— А ведь явится, я его знаю. И что нам теперь делать?
Его Величество подумал и выдал королевскую резолюцию:
— Д‑дверь!
Георг IV тоже не любил поминать Дьявола прямым образом.
Сцена седьмая
Черный Арестант
1
— …а Джейкобс и говорит: сказки все это! Пять лет в Ньюгейте служу, из них три — в Гиблом. В одиночках дежурил, стерег душегубов перед казнью. За Особую отвечал, сто раз туда захаживал. Все отделение — назубок! А Черного Арестанта не видал.
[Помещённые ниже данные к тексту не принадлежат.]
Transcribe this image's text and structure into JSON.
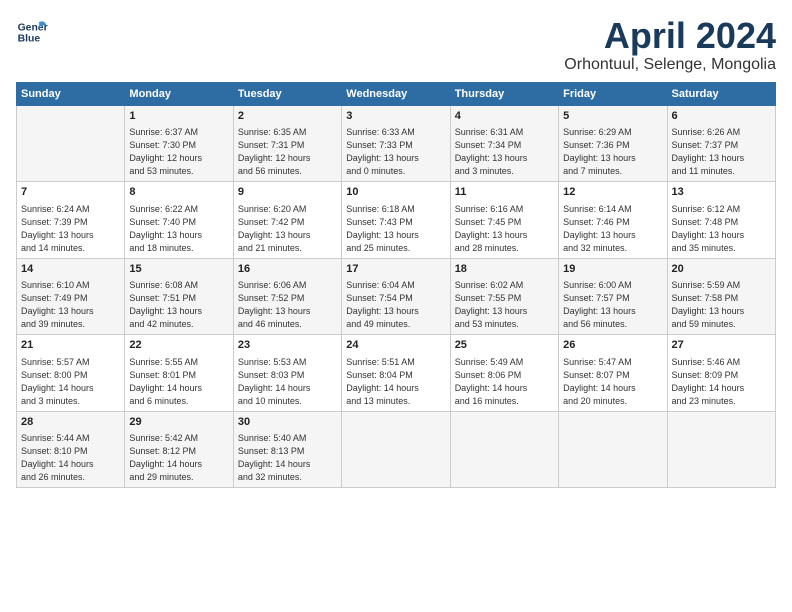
{
  "header": {
    "logo_line1": "General",
    "logo_line2": "Blue",
    "title": "April 2024",
    "subtitle": "Orhontuul, Selenge, Mongolia"
  },
  "days_of_week": [
    "Sunday",
    "Monday",
    "Tuesday",
    "Wednesday",
    "Thursday",
    "Friday",
    "Saturday"
  ],
  "weeks": [
    [
      {
        "day": "",
        "content": ""
      },
      {
        "day": "1",
        "content": "Sunrise: 6:37 AM\nSunset: 7:30 PM\nDaylight: 12 hours\nand 53 minutes."
      },
      {
        "day": "2",
        "content": "Sunrise: 6:35 AM\nSunset: 7:31 PM\nDaylight: 12 hours\nand 56 minutes."
      },
      {
        "day": "3",
        "content": "Sunrise: 6:33 AM\nSunset: 7:33 PM\nDaylight: 13 hours\nand 0 minutes."
      },
      {
        "day": "4",
        "content": "Sunrise: 6:31 AM\nSunset: 7:34 PM\nDaylight: 13 hours\nand 3 minutes."
      },
      {
        "day": "5",
        "content": "Sunrise: 6:29 AM\nSunset: 7:36 PM\nDaylight: 13 hours\nand 7 minutes."
      },
      {
        "day": "6",
        "content": "Sunrise: 6:26 AM\nSunset: 7:37 PM\nDaylight: 13 hours\nand 11 minutes."
      }
    ],
    [
      {
        "day": "7",
        "content": "Sunrise: 6:24 AM\nSunset: 7:39 PM\nDaylight: 13 hours\nand 14 minutes."
      },
      {
        "day": "8",
        "content": "Sunrise: 6:22 AM\nSunset: 7:40 PM\nDaylight: 13 hours\nand 18 minutes."
      },
      {
        "day": "9",
        "content": "Sunrise: 6:20 AM\nSunset: 7:42 PM\nDaylight: 13 hours\nand 21 minutes."
      },
      {
        "day": "10",
        "content": "Sunrise: 6:18 AM\nSunset: 7:43 PM\nDaylight: 13 hours\nand 25 minutes."
      },
      {
        "day": "11",
        "content": "Sunrise: 6:16 AM\nSunset: 7:45 PM\nDaylight: 13 hours\nand 28 minutes."
      },
      {
        "day": "12",
        "content": "Sunrise: 6:14 AM\nSunset: 7:46 PM\nDaylight: 13 hours\nand 32 minutes."
      },
      {
        "day": "13",
        "content": "Sunrise: 6:12 AM\nSunset: 7:48 PM\nDaylight: 13 hours\nand 35 minutes."
      }
    ],
    [
      {
        "day": "14",
        "content": "Sunrise: 6:10 AM\nSunset: 7:49 PM\nDaylight: 13 hours\nand 39 minutes."
      },
      {
        "day": "15",
        "content": "Sunrise: 6:08 AM\nSunset: 7:51 PM\nDaylight: 13 hours\nand 42 minutes."
      },
      {
        "day": "16",
        "content": "Sunrise: 6:06 AM\nSunset: 7:52 PM\nDaylight: 13 hours\nand 46 minutes."
      },
      {
        "day": "17",
        "content": "Sunrise: 6:04 AM\nSunset: 7:54 PM\nDaylight: 13 hours\nand 49 minutes."
      },
      {
        "day": "18",
        "content": "Sunrise: 6:02 AM\nSunset: 7:55 PM\nDaylight: 13 hours\nand 53 minutes."
      },
      {
        "day": "19",
        "content": "Sunrise: 6:00 AM\nSunset: 7:57 PM\nDaylight: 13 hours\nand 56 minutes."
      },
      {
        "day": "20",
        "content": "Sunrise: 5:59 AM\nSunset: 7:58 PM\nDaylight: 13 hours\nand 59 minutes."
      }
    ],
    [
      {
        "day": "21",
        "content": "Sunrise: 5:57 AM\nSunset: 8:00 PM\nDaylight: 14 hours\nand 3 minutes."
      },
      {
        "day": "22",
        "content": "Sunrise: 5:55 AM\nSunset: 8:01 PM\nDaylight: 14 hours\nand 6 minutes."
      },
      {
        "day": "23",
        "content": "Sunrise: 5:53 AM\nSunset: 8:03 PM\nDaylight: 14 hours\nand 10 minutes."
      },
      {
        "day": "24",
        "content": "Sunrise: 5:51 AM\nSunset: 8:04 PM\nDaylight: 14 hours\nand 13 minutes."
      },
      {
        "day": "25",
        "content": "Sunrise: 5:49 AM\nSunset: 8:06 PM\nDaylight: 14 hours\nand 16 minutes."
      },
      {
        "day": "26",
        "content": "Sunrise: 5:47 AM\nSunset: 8:07 PM\nDaylight: 14 hours\nand 20 minutes."
      },
      {
        "day": "27",
        "content": "Sunrise: 5:46 AM\nSunset: 8:09 PM\nDaylight: 14 hours\nand 23 minutes."
      }
    ],
    [
      {
        "day": "28",
        "content": "Sunrise: 5:44 AM\nSunset: 8:10 PM\nDaylight: 14 hours\nand 26 minutes."
      },
      {
        "day": "29",
        "content": "Sunrise: 5:42 AM\nSunset: 8:12 PM\nDaylight: 14 hours\nand 29 minutes."
      },
      {
        "day": "30",
        "content": "Sunrise: 5:40 AM\nSunset: 8:13 PM\nDaylight: 14 hours\nand 32 minutes."
      },
      {
        "day": "",
        "content": ""
      },
      {
        "day": "",
        "content": ""
      },
      {
        "day": "",
        "content": ""
      },
      {
        "day": "",
        "content": ""
      }
    ]
  ]
}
Байки!
Войдя в роль, кучер тюремной кареты грохнул кулаком по столу — да так, что жалобно задребезжали кружки с дымящимся флипом. Ухватив ближайшую, кучер в два глотка опорожнил ее и крякнул, утирая усы.
— Эй, Билли! — окликнул он навострившего уши писарька. — Сваргань‑ка нам добавку! И сам хлебни: в слякоть — первейшее дело. Доктор Ливси моей старухе рекомендовал, от насморка.
И продолжил рассказ:
— …А Хоган ему: одиночки — тьфу! Ты, мол, «всенощную» в Особой прокукуй…
— В Особой надзирателям дежурить не положено, — перебил кучера смотритель, отдав дань выпивке. — Только в караулке. Ну, еще в коридоре. А внутрь — ни-ни!
— Верно! — непонятно чему обрадовался кучер. — Ты в Ньюгейте давно служишь?
— Тринадцатый год…
Смотритель обиделся. Тоже мне, нашел новичка! Весной ему стукнуло пятьдесят лет, тридцать из которых он провел на государственной службе. То, что кучер четверть века сидит на козлах ньюгейтского экипажа, не дает ему положительно никакого права…
— Значит, Брикса ты не застал. Аккурат в Особой и сгинул, бедняга, в канун Дня Всех Святых. После этого и вышел запрет — внутри дежурить.
— Сгинул? — охнул писарек. — Арестанты прикончили?
За окнами ударил зловещий раскат грома, и он едва не расплескал пиво.
— Ага! — осклабился кучер. — Арестант. Черный! Явился — и забрал. Только сюртук и остался: весь в пропалинах. Серой несло, будто дьявол примерял! Ну, сожгли, от греха подальше…
— Кого? Брикса?!
— Сюртук, дурила! Брикс, небось, и так в аду на сковороде пляшет…
Смотритель с писарьком дружно глянули на календарь, висевший в углу: убедиться, что до Хэллоуина еще далеко.
— Утром сменщик пришел — глядь: камера заперта, заключенные по углам трясутся, а Брикса нет! Стали душегубов пытать: куда надзиратель подевался? А те про Черного Арестанта лопочут. Один с ума рехнулся, его даже помиловали. В Бедлам отправили. Только Джейкобсу все нипочем. Давай, грит, биться об заклад! Ночь, мол, в Особой просижу, и черту в рожу плюну.
— И что?
— Ты, парень, меньше болтай! Мы уж заждались. Или ты хочешь, чтобы нас простуда одолела? Глянь на улицу!
Сумрак за окном разорвала вспышка молнии. В электрическом свете струи ливня, хлеставшие по стеклу, предстали градом стальных игл, готовых пронзить любого, дерзнувшего высунуть нос на улицу. Олд-Бейли, куда выходили окна тюремной конторы, пустовала. Лужи кипели от дождевых капель, грязный поток бурлил на мостовой, прокладывая путь к канаве. Стенные часы, хрипя, пробили семь. Однако снаружи царила такая темень, что казалось: время близится к полуночи.
Один вид стихии вгонял в хандру.
Долив пива в котелок, нагревшийся у камина, писарек от души хлюпнул туда джину, всыпал горсть сахара; разбил в «микстуру» три яйца. Достав из камина раскаленную кочергу, он взялся перемешивать флип. Кочерга шипела, над котелком вознеслось облако пара. Билли с натугой закашлялся.
— Дыши глубже, парень! — с удовлетворением констатировал кучер. — Будешь здоров, как дуб! И ром не забудь влить…
— Так что Джейкобс? — намекнул смотритель. — Помнится, на пенсию вышел?